UK Government’s plans to cut migration are “getting more difficult” due to an influx of EU migrants

The Home Secretary, Theresa May has repeatedly said that cutting migration to tens of thousands was a target for the coalition government.  However, she has now admitted that this target had become ‘more difficult’ with the latest figures showing that 212,000 more people had moved to live in the UK than had left, despite the fact that net migration fell in the early stages of  the coalition government. These figures from the Office for National Statistics show that net migration went up to 212,000 in the year to December 2013, from 177,000 the previous year.

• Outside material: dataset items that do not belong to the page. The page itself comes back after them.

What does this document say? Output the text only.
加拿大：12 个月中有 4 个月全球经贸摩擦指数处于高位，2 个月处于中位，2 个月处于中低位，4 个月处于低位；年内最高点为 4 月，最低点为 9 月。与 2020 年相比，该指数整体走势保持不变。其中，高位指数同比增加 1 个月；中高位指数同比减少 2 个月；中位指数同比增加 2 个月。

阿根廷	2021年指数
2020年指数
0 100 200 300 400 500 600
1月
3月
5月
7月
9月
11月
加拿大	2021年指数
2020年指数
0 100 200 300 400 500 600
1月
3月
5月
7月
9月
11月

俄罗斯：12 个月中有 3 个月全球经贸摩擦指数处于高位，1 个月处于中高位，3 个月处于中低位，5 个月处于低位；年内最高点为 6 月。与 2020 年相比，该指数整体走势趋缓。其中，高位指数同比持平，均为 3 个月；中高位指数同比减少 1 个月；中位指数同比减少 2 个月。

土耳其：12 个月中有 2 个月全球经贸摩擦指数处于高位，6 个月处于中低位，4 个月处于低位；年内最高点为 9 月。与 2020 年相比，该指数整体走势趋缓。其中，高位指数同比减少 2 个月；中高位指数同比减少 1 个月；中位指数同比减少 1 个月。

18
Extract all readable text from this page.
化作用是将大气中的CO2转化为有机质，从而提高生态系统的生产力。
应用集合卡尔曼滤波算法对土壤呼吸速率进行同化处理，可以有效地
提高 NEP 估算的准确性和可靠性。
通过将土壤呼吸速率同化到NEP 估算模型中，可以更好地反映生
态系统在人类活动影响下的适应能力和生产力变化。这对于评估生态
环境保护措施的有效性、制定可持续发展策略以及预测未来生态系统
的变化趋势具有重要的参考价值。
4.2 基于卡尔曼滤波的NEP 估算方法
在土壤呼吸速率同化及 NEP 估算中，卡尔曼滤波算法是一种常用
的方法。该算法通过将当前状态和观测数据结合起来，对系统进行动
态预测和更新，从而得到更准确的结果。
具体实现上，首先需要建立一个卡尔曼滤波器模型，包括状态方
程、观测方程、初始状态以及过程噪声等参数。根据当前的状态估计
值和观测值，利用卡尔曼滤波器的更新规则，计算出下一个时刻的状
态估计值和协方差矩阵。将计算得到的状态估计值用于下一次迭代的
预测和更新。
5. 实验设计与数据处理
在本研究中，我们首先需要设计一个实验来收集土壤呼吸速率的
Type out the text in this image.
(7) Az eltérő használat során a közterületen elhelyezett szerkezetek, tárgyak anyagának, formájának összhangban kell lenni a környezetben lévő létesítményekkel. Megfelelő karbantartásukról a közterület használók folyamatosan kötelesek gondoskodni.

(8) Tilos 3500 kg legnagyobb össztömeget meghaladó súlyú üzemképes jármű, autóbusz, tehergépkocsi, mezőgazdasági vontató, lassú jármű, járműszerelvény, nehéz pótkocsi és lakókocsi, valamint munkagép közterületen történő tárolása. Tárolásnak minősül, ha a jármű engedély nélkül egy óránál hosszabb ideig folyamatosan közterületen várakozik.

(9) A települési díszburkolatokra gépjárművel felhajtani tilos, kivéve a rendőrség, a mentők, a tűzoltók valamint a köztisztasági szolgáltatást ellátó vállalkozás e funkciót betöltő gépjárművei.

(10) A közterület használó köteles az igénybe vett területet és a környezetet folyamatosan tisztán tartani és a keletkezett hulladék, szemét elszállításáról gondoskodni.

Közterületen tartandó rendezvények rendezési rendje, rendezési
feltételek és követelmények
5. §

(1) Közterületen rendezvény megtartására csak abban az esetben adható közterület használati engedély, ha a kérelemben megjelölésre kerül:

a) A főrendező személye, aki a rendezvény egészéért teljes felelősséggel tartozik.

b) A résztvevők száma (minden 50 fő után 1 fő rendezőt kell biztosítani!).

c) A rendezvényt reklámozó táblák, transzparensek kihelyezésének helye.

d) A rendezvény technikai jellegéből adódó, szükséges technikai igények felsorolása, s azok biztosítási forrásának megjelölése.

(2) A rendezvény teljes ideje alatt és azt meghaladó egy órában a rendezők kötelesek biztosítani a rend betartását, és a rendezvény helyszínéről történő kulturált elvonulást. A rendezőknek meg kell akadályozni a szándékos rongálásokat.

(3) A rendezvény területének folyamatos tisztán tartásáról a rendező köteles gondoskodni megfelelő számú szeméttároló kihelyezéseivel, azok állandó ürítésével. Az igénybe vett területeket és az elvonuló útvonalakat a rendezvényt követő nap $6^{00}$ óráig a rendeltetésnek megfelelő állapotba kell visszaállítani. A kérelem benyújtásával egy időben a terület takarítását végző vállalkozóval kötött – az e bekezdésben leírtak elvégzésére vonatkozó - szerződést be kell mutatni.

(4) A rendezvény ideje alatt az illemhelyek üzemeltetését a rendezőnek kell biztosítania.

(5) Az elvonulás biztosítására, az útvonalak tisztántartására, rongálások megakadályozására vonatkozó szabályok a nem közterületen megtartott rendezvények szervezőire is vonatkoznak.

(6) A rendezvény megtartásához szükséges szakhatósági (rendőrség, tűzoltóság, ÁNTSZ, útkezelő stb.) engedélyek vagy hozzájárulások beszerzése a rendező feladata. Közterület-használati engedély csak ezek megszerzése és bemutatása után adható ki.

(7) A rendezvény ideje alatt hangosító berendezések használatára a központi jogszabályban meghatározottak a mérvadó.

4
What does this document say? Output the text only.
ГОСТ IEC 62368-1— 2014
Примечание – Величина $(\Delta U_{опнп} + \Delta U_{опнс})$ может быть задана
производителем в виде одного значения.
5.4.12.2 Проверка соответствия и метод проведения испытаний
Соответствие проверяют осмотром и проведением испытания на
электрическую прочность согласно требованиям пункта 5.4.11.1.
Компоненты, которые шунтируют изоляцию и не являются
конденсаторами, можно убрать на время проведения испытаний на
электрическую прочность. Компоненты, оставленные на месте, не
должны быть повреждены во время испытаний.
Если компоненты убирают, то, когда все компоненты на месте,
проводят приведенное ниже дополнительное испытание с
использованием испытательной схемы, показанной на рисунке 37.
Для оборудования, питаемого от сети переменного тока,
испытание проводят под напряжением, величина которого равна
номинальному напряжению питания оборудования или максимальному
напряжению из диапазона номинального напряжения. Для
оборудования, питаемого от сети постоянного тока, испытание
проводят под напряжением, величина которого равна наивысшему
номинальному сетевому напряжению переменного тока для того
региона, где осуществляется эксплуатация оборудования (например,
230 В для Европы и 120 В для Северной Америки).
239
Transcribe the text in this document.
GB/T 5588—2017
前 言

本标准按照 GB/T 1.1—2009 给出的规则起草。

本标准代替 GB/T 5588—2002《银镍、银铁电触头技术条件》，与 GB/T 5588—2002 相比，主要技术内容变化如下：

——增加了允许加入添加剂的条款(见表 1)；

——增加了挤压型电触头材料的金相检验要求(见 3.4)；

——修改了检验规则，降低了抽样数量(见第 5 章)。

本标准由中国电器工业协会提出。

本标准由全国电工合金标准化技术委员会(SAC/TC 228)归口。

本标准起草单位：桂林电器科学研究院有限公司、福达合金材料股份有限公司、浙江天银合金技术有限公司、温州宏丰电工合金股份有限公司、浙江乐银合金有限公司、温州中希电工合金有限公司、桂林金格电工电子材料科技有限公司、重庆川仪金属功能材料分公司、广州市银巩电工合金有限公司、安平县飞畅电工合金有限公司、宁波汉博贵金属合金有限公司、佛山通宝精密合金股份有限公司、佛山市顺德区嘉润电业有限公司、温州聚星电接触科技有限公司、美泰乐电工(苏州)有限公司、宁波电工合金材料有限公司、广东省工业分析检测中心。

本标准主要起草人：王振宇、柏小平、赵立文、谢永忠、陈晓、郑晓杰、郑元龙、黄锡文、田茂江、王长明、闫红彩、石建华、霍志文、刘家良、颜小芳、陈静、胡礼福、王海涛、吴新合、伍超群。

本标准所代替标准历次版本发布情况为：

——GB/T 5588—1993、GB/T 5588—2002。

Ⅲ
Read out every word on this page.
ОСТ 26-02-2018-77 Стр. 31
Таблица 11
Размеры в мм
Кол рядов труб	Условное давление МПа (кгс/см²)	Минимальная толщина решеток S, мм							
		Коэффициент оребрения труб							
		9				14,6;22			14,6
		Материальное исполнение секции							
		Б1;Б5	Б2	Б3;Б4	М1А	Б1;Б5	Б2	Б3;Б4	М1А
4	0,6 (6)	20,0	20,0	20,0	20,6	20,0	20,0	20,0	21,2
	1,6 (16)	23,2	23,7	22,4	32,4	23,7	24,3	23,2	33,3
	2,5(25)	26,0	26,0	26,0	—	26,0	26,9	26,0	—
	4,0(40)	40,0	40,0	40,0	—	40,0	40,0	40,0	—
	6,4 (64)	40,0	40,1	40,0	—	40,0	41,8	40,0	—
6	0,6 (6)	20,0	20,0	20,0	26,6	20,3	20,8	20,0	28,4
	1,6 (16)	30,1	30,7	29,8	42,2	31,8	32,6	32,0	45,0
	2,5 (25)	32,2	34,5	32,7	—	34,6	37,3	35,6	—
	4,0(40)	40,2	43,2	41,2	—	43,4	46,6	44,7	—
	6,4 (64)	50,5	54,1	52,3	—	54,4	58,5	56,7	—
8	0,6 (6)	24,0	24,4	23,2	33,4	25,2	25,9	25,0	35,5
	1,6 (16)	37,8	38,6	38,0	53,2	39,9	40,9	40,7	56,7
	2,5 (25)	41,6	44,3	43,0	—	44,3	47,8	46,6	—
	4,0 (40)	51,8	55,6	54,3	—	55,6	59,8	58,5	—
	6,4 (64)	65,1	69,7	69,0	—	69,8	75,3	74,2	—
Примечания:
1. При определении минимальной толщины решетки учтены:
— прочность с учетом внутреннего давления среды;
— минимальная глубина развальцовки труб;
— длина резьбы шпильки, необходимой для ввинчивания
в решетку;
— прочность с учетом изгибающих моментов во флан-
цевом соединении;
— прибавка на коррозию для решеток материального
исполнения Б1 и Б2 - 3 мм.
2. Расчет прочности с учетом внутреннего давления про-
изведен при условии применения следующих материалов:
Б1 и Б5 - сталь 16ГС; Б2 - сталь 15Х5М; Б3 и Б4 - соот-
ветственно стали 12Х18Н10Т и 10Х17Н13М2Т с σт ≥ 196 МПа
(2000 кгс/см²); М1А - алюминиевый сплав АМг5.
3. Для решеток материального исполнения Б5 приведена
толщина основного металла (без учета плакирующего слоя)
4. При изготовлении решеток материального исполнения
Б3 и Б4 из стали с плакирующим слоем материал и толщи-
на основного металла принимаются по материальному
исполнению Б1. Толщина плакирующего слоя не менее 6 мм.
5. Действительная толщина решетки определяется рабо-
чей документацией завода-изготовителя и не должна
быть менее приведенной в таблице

The Home Secretary claims that, excluding immigration from the EU, the migration figures were back down to the levels last seen in the 1990s. Mrs May told the BBC”s Andrew Marr programme that “in those areas we can control – that is, immigration from outside the European Union – everything we have done as a Government has been having an impact.”

Further to this, she has stated that the government recognises the need to do something about European migration and outlined plans to cut down on immigration from within the EU. Due to EU laws regarding freedom of movement for EU nationals, the government has little power to stop immigration from the EU, and it is estimated that the main driving force behind the continuing flow of immigration is a stream of EU nationals heading to the UK.

The government”s main plan for reducing EU immigration is tightening up on access to benefits. The Home Secretary and The Work and Pensions Secretary, Iain Duncan Smith have said that the Government will look at plans to halve the amount of time immigrants can claim benefits from six months to three. Theresa May also confirmed, in a report in the Sunday Telegraph last week, that she was considering deporting EU nationals if they are claiming benefits and did not have a realistic prospect of finding a job, and could not find a job after six months. She further confirmed that changes were already being made that would mean EU migrants would have to be in the UK for three months before being able to claim benefits.